Scientific classification
- Kingdom: Plantae
- Clade: Tracheophytes
- Clade: Angiosperms
- Clade: Monocots
- Order: Alismatales
- Family: Alismataceae
- Genus: Sagittaria
- Species: S. brevirostra
- Binomial name: Sagittaria brevirostra Mack. & Bush
- Synonyms: Sagittaria engelmanniana subsp. brevirostra (Mack. & Bush) Bogin;

= Sagittaria brevirostra =

- Genus: Sagittaria
- Species: brevirostra
- Authority: Mack. & Bush
- Synonyms: Sagittaria engelmanniana subsp. brevirostra (Mack. & Bush) Bogin

Species of aquatic plant

Sagittaria brevirostra, common name Midwestern arrowhead or shortbeak arrowhead, is an aquatic plant species native to North America. It is a perennial herb growing up to 70 cm tall, with arrow-shaped leaves and white flowers.

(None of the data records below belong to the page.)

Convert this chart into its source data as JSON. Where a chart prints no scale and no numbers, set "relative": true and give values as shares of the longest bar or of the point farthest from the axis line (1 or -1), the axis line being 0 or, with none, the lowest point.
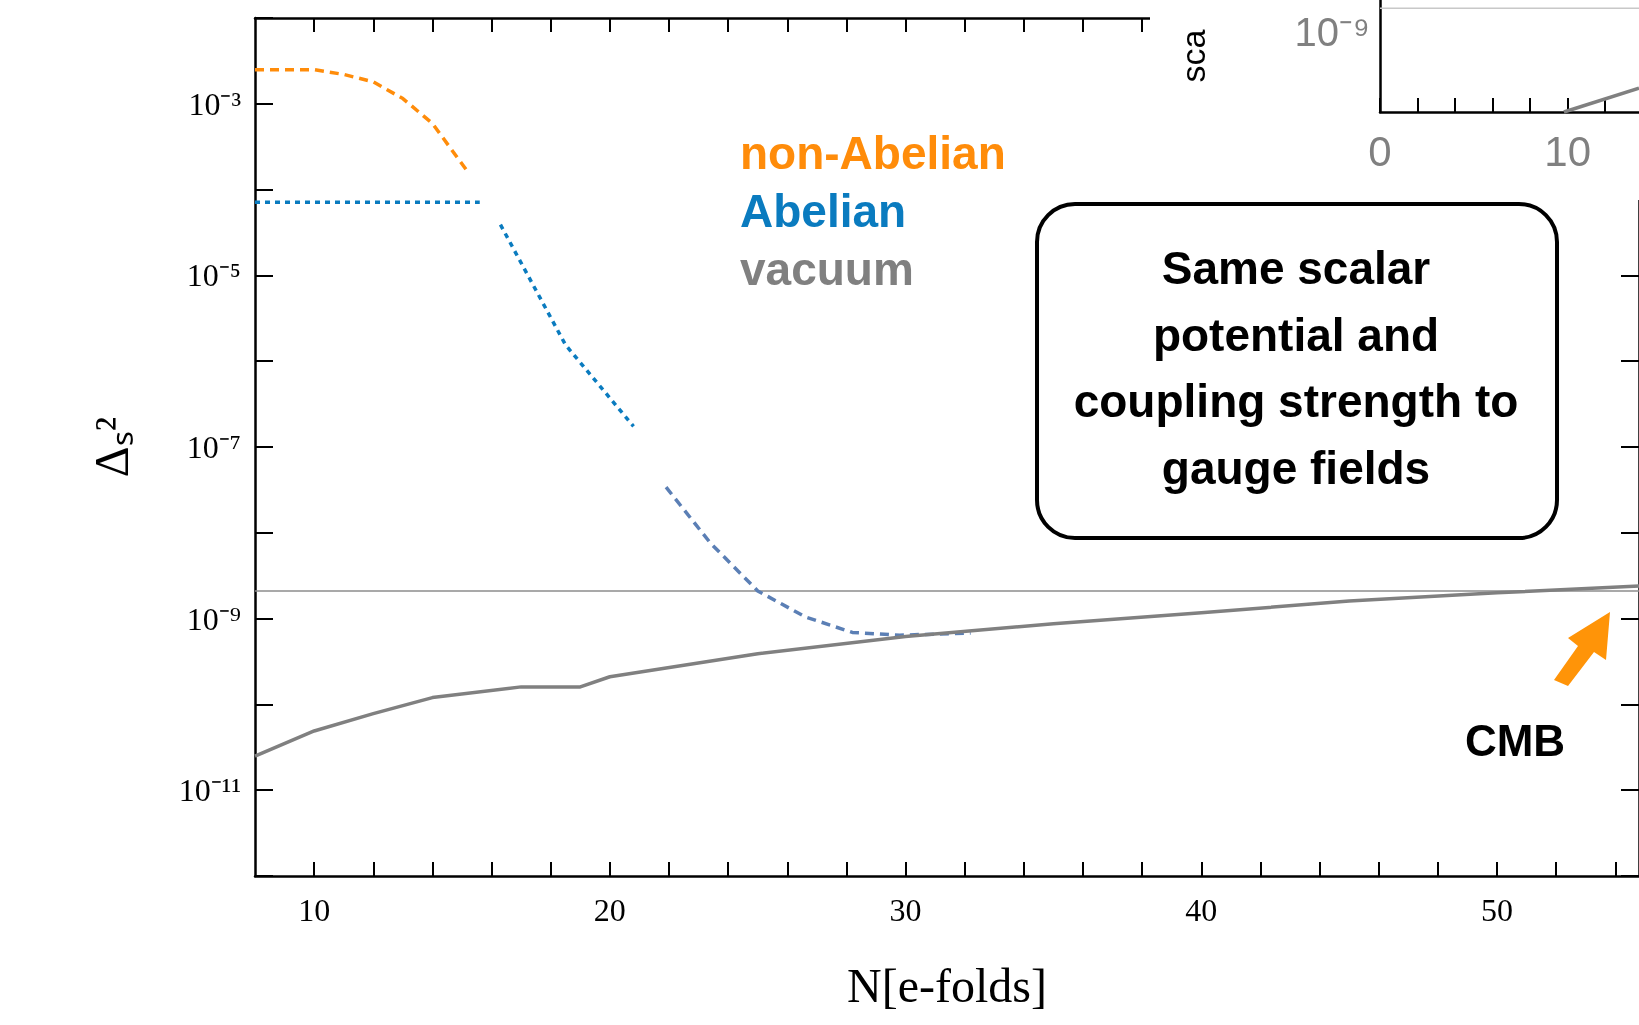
{
  "chart_data": [
    {
      "type": "line",
      "xlabel": "N[e-folds]",
      "ylabel": "Δₛ²",
      "log": "y",
      "grid": false,
      "legend": "top",
      "marker": "none",
      "xlim": [
        8,
        54.8
      ],
      "xticks": [
        10,
        {
          "value": 12,
          "label": null
        },
        {
          "value": 14,
          "label": null
        },
        {
          "value": 16,
          "label": null
        },
        {
          "value": 18,
          "label": null
        },
        20,
        {
          "value": 22,
          "label": null
        },
        {
          "value": 24,
          "label": null
        },
        {
          "value": 26,
          "label": null
        },
        {
          "value": 28,
          "label": null
        },
        30,
        {
          "value": 32,
          "label": null
        },
        {
          "value": 34,
          "label": null
        },
        {
          "value": 36,
          "label": null
        },
        {
          "value": 38,
          "label": null
        },
        40,
        {
          "value": 42,
          "label": null
        },
        {
          "value": 44,
          "label": null
        },
        {
          "value": 46,
          "label": null
        },
        {
          "value": 48,
          "label": null
        },
        50,
        {
          "value": 52,
          "label": null
        },
        {
          "value": 54,
          "label": null
        }
      ],
      "ylim": [
        1e-12,
        0.01
      ],
      "yticks": [
        {
          "value": 1e-11,
          "label": "10⁻¹¹"
        },
        {
          "value": 1e-09,
          "label": "10⁻⁹"
        },
        {
          "value": 1e-07,
          "label": "10⁻⁷"
        },
        {
          "value": 1e-05,
          "label": "10⁻⁵"
        },
        {
          "value": 0.001,
          "label": "10⁻³"
        }
      ],
      "series": [
        {
          "name": "non-Abelian",
          "color": "#ff8c0a",
          "line_style": "dashed",
          "x": [
            8,
            9,
            10,
            11,
            12,
            13,
            14,
            15.2
          ],
          "values": [
            0.0025,
            0.0025,
            0.0025,
            0.0022,
            0.0018,
            0.00115,
            0.00059,
            0.00016
          ]
        },
        {
          "name": "Abelian",
          "color": "#0a7bbf",
          "line_style": "dotted",
          "x": [
            8,
            10,
            12,
            14,
            15.6,
            16,
            16.3,
            18.5,
            20.8
          ],
          "values": [
            7.1e-05,
            7.1e-05,
            7.1e-05,
            7.1e-05,
            7.1e-05,
            null,
            3.9e-05,
            1.55e-06,
            1.74e-07
          ]
        },
        {
          "color": "#5b7fb5",
          "line_style": "dashed",
          "x": [
            21.9,
            23.4,
            25,
            26.6,
            28.2,
            29.8,
            32.2
          ],
          "values": [
            3.4e-08,
            7.6e-09,
            2.1e-09,
            1.05e-09,
            6.9e-10,
            6.4e-10,
            6.8e-10
          ]
        },
        {
          "name": "vacuum",
          "color": "#808080",
          "line_style": "solid",
          "x": [
            8,
            10,
            12,
            14,
            17,
            18,
            19,
            20,
            25,
            30,
            35,
            40,
            45,
            50,
            54.8
          ],
          "values": [
            2.5e-11,
            4.9e-11,
            7.8e-11,
            1.2e-10,
            1.6e-10,
            1.6e-10,
            1.6e-10,
            2.1e-10,
            3.9e-10,
            6.2e-10,
            8.7e-10,
            1.17e-09,
            1.6e-09,
            2e-09,
            2.4e-09
          ]
        }
      ],
      "ref_lines": [
        {
          "axis": "y",
          "value": 2.1e-09,
          "color": "#8c8c8c"
        }
      ],
      "annotations": [
        "Same scalar potential and coupling strength to gauge fields",
        "CMB"
      ]
    },
    {
      "type": "line",
      "ylabel": "sca",
      "relative": true,
      "grid": false,
      "marker": "none",
      "annotations": [
        "10⁻⁹"
      ],
      "xlim": [
        0,
        13.8
      ],
      "xticks": [
        0,
        {
          "value": 2,
          "label": null
        },
        {
          "value": 4,
          "label": null
        },
        {
          "value": 6,
          "label": null
        },
        {
          "value": 8,
          "label": null
        },
        10,
        {
          "value": 12,
          "label": null
        }
      ],
      "series": [
        {
          "color": "#808080",
          "line_style": "solid",
          "x": [
            9.8,
            13.8
          ],
          "values": [
            0,
            1
          ]
        }
      ],
      "ref_lines": [
        {
          "axis": "y",
          "value": 4.33,
          "color": "#c8c8c8"
        }
      ]
    }
  ]
}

It is common in wet places in an area stretching from Michigan and Ohio south to Alabama and west to North Dakota, Colorado and northern New Mexico, plus isolated populations in Maryland, New Brunswick, Virginia, Saskatchewan and California (Marin County). It can be found growing in shallow water along the edges of ponds, swamps, and waterways.